• How Nigerians are responsible for Road damage

    Posted on: July 17th, 2013 by admin No Comments

    nigerian roads

    It’s always very easy and maybe fun filled to throw all the blame on the Nigerian government when it comes to the state of Nigerian roads even when we share part of the blame as well. Most roads are built to last for 25years or slightly more depending on the quality of materials used and the accompanying road attributes like adequate drainage and basic design. It’s a known fact that Nigerian roads are over-utilized, like here in Lagos, according to LAMATA, there are 222 vehicles to every kilometre which is in excess of the national average pinned at 11 vehicles to every kilometre of pliable road .
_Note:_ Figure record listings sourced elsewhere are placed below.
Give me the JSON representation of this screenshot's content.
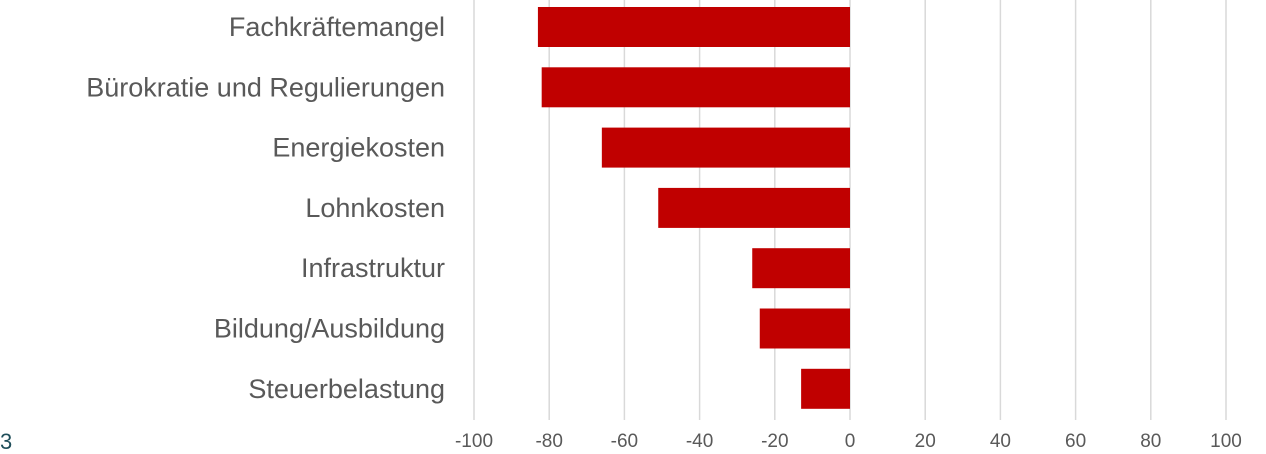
{
  "chart_data": {
    "type": "bar",
    "orientation": "horizontal",
    "categories": [
      "Fachkräftemangel",
      "Bürokratie und Regulierungen",
      "Energiekosten",
      "Lohnkosten",
      "Infrastruktur",
      "Bildung/Ausbildung",
      "Steuerbelastung"
    ],
    "values": [
      -83,
      -82,
      -66,
      -51,
      -26,
      -24,
      -13
    ],
    "xlim": [
      -100,
      100
    ],
    "xticks": [
      "-100",
      "-80",
      "-60",
      "-40",
      "-20",
      "0",
      "20",
      "40",
      "60",
      "80",
      "100"
    ],
    "grid": "vertical",
    "bar_color": "#c00000",
    "title": "",
    "xlabel": "",
    "ylabel": ""
  },
  "page_number": "3"
}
    So with these figures and daunting reality, does it make any sense to put even the slightest blame on Nigerians for the poor state of Nigerian roads? I think we do share part of the blame and here is why:

    Overload: The F.R.S.C (federal road safety corps) trucks and policemen on the road never seems to be enough to curb the menace of vehicle overload by motorists. The same Nigerians that complain about bad road conditions are ones that overload their vehicles without a thought of the damaging effects their vehicles will have on the road.
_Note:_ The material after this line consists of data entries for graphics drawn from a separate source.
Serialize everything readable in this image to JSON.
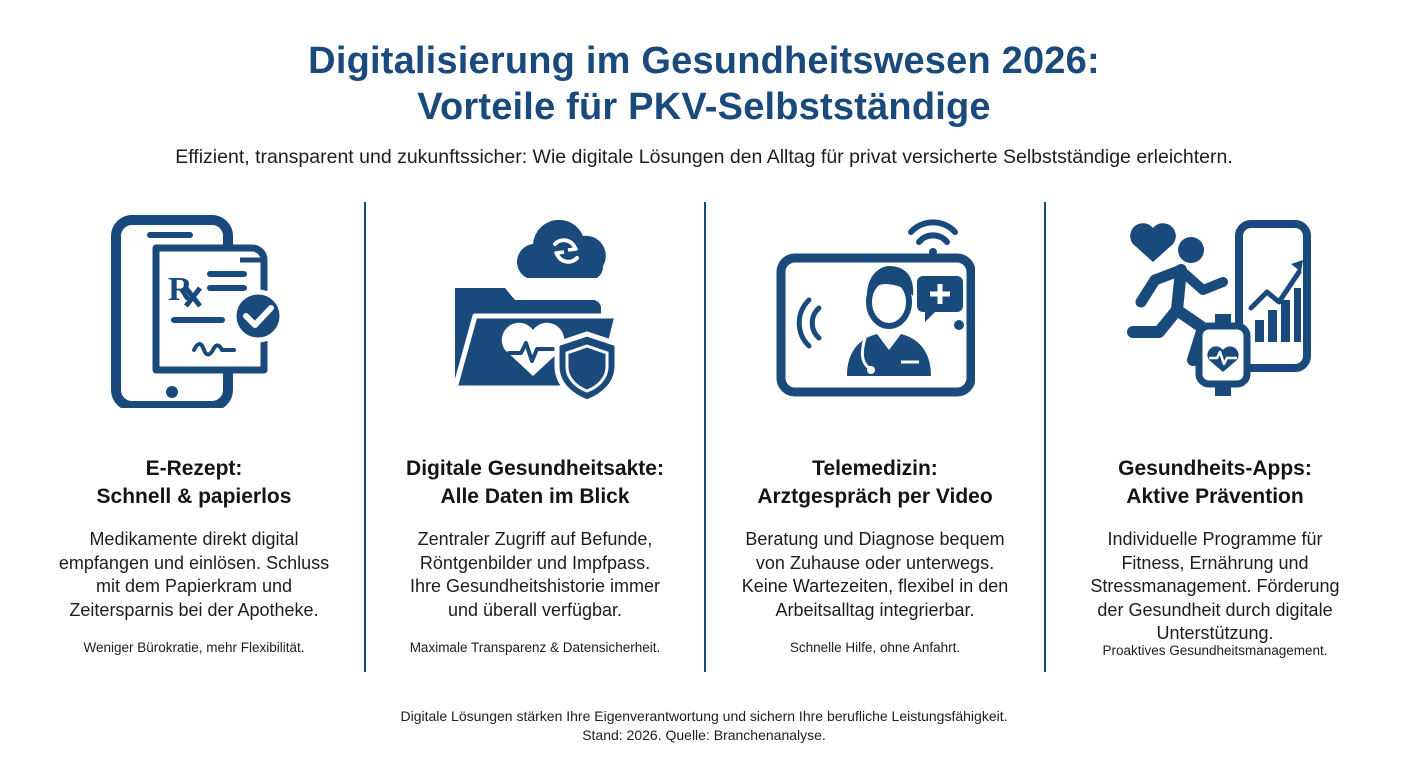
{
  "header": {
    "title_line1": "Digitalisierung im Gesundheitswesen 2026:",
    "title_line2": "Vorteile für PKV-Selbstständige",
    "subtitle": "Effizient, transparent und zukunftssicher: Wie digitale Lösungen den Alltag für privat versicherte Selbstständige erleichtern."
  },
  "colors": {
    "primary": "#1a4a7c",
    "text": "#1d1d1d",
    "background": "#ffffff"
  },
  "columns": [
    {
      "icon": "e-prescription-icon",
      "title": [
        "E-Rezept:",
        "Schnell & papierlos"
      ],
      "body": [
        "Medikamente direkt digital",
        "empfangen und einlösen. Schluss",
        "mit dem Papierkram und",
        "Zeitersparnis bei der Apotheke."
      ],
      "note": "Weniger Bürokratie, mehr Flexibilität."
    },
    {
      "icon": "health-record-icon",
      "title": [
        "Digitale Gesundheitsakte:",
        "Alle Daten im Blick"
      ],
      "body": [
        "Zentraler Zugriff auf Befunde,",
        "Röntgenbilder und Impfpass.",
        "Ihre Gesundheitshistorie immer",
        "und überall verfügbar."
      ],
      "note": "Maximale Transparenz & Datensicherheit."
    },
    {
      "icon": "telemedicine-icon",
      "title": [
        "Telemedizin:",
        "Arztgespräch per Video"
      ],
      "body": [
        "Beratung und Diagnose bequem",
        "von Zuhause oder unterwegs.",
        "Keine Wartezeiten, flexibel in den",
        "Arbeitsalltag integrierbar."
      ],
      "note": "Schnelle Hilfe, ohne Anfahrt."
    },
    {
      "icon": "health-apps-icon",
      "title": [
        "Gesundheits-Apps:",
        "Aktive Prävention"
      ],
      "body": [
        "Individuelle Programme für",
        "Fitness, Ernährung und",
        "Stressmanagement. Förderung",
        "der Gesundheit durch digitale",
        "Unterstützung."
      ],
      "note": "Proaktives Gesundheitsmanagement."
    }
  ],
  "footer": {
    "line1": "Digitale Lösungen stärken Ihre Eigenverantwortung und sichern Ihre berufliche Leistungsfähigkeit.",
    "line2": "Stand: 2026. Quelle: Branchenanalyse."
  }
}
    Road managers & Waste disposal vans: Some of the so-called ‘road managers’ responsible for sweeping roads and keeping these surfaces tidy channel dirt and sand to drainage ways; a typical example of the resultant effect of this is the Maryland bridge in Lagos which gets  flooded owing to clogged drainage ways. As for the disposal vans that have to navigate tight streets and even major highways, these special trucks destroy road surfaces overtime and even re-distribute transported solid and liquid waste on these road surfaces.
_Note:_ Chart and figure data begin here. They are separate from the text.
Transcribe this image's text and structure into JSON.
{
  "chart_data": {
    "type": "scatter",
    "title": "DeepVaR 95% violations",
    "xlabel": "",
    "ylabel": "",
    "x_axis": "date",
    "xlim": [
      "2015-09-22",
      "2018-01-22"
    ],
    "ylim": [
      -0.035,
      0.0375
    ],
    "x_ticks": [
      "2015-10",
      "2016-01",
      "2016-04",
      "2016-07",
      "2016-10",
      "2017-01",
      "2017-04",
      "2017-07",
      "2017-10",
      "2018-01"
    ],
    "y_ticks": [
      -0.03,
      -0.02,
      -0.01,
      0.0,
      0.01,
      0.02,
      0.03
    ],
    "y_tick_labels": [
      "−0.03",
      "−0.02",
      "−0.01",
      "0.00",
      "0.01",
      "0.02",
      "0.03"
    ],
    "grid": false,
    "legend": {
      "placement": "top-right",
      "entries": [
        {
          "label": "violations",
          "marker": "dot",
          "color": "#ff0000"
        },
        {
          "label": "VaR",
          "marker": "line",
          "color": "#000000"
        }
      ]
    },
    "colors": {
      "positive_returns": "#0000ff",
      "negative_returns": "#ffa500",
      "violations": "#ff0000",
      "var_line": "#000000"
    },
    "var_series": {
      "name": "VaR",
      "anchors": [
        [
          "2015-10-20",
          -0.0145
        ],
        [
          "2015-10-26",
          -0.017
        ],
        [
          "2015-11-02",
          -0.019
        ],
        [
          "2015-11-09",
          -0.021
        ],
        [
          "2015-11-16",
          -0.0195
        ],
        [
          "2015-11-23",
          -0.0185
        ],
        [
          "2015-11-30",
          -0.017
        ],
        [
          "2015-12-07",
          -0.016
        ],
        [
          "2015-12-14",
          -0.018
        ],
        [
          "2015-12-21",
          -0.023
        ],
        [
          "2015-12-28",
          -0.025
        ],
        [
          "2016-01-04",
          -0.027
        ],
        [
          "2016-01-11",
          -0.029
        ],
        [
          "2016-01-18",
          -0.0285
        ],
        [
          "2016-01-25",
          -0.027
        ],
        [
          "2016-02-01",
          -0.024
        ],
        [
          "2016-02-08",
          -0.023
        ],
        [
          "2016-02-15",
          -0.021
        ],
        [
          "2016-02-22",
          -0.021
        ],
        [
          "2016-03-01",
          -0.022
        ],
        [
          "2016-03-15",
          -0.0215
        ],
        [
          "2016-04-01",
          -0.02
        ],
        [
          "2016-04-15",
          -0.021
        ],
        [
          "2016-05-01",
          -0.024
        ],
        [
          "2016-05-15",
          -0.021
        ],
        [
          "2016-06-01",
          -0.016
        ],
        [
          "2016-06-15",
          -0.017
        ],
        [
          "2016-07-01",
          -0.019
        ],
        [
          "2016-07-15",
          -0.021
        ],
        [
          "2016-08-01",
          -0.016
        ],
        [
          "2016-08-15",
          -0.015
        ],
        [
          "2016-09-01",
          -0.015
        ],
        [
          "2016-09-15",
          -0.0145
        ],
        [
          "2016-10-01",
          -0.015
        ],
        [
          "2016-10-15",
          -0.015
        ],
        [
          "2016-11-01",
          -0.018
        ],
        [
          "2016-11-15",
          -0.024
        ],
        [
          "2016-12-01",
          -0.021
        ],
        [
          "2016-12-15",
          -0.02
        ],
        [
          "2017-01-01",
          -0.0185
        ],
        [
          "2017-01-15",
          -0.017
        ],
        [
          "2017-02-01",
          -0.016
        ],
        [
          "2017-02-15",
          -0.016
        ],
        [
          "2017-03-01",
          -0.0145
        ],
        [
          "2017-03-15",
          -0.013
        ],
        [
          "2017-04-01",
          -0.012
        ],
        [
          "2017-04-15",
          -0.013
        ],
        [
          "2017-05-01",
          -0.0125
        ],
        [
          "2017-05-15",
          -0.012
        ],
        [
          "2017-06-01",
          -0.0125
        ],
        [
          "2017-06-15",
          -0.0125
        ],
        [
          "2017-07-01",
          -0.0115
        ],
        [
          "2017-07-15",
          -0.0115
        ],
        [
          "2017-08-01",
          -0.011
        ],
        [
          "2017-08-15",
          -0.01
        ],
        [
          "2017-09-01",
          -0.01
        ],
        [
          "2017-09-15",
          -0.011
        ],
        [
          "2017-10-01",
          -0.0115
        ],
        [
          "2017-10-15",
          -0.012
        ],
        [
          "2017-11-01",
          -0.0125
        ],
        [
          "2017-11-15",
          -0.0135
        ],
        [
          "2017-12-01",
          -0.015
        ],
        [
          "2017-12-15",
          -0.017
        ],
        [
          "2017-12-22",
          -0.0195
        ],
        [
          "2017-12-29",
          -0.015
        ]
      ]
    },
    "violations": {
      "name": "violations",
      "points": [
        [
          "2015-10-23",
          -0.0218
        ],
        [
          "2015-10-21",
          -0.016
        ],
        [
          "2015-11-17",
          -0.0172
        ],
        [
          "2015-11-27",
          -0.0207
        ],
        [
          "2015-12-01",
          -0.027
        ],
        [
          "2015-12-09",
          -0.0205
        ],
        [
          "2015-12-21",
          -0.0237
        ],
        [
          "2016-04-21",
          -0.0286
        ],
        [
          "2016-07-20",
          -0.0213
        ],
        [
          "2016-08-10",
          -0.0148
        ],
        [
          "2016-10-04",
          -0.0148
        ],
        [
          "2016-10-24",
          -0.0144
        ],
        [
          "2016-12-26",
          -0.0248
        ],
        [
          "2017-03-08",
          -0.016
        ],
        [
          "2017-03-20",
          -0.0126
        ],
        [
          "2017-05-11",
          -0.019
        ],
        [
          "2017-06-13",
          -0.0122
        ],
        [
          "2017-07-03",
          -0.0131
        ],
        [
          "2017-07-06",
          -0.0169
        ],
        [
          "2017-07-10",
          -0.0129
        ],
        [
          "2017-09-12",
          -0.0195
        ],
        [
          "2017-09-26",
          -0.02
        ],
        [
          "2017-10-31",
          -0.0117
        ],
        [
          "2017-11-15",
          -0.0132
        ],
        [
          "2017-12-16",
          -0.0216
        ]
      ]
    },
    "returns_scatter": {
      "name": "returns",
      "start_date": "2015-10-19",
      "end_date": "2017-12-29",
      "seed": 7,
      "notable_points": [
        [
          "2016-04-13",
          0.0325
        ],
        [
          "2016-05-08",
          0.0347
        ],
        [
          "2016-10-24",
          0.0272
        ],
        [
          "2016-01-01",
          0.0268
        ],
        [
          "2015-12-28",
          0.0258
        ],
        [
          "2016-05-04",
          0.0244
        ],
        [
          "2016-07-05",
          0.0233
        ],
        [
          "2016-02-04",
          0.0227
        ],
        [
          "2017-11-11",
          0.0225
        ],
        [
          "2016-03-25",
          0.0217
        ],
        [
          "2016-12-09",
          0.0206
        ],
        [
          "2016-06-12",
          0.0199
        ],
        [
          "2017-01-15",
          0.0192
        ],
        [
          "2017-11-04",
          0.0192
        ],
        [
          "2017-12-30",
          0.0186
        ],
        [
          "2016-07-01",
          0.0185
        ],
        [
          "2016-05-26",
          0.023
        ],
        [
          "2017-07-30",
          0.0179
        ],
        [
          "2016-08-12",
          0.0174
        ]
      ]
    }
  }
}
    Incessant dumping: however this time by individuals like you and me; the ripple effect of dumping gala wraps and pure water sachets indiscriminately is the subsequent blocking of drainage ways like gutters and canals and when this happens water has nowhere to go but to stay on the asphalt surface.

    Avoidable accidents: which can come about as a result over-speeding, poor vehicle maintenance, defiance of road traffic laws and impatience.

     Driving on road shoulders: nothing exposes asphalt base and layers more than depletion of road shoulders. Road shoulders are minimally paved to prevent quick degradation of the main asphalt edges and surfaces, not to accommodate vehicle traffic during tight road congestions. Simply put, for every car or truck that plies a road shoulder surface, the main road is endangered.

    So when next you want to evade the slightest road congestion, have a quick re-think!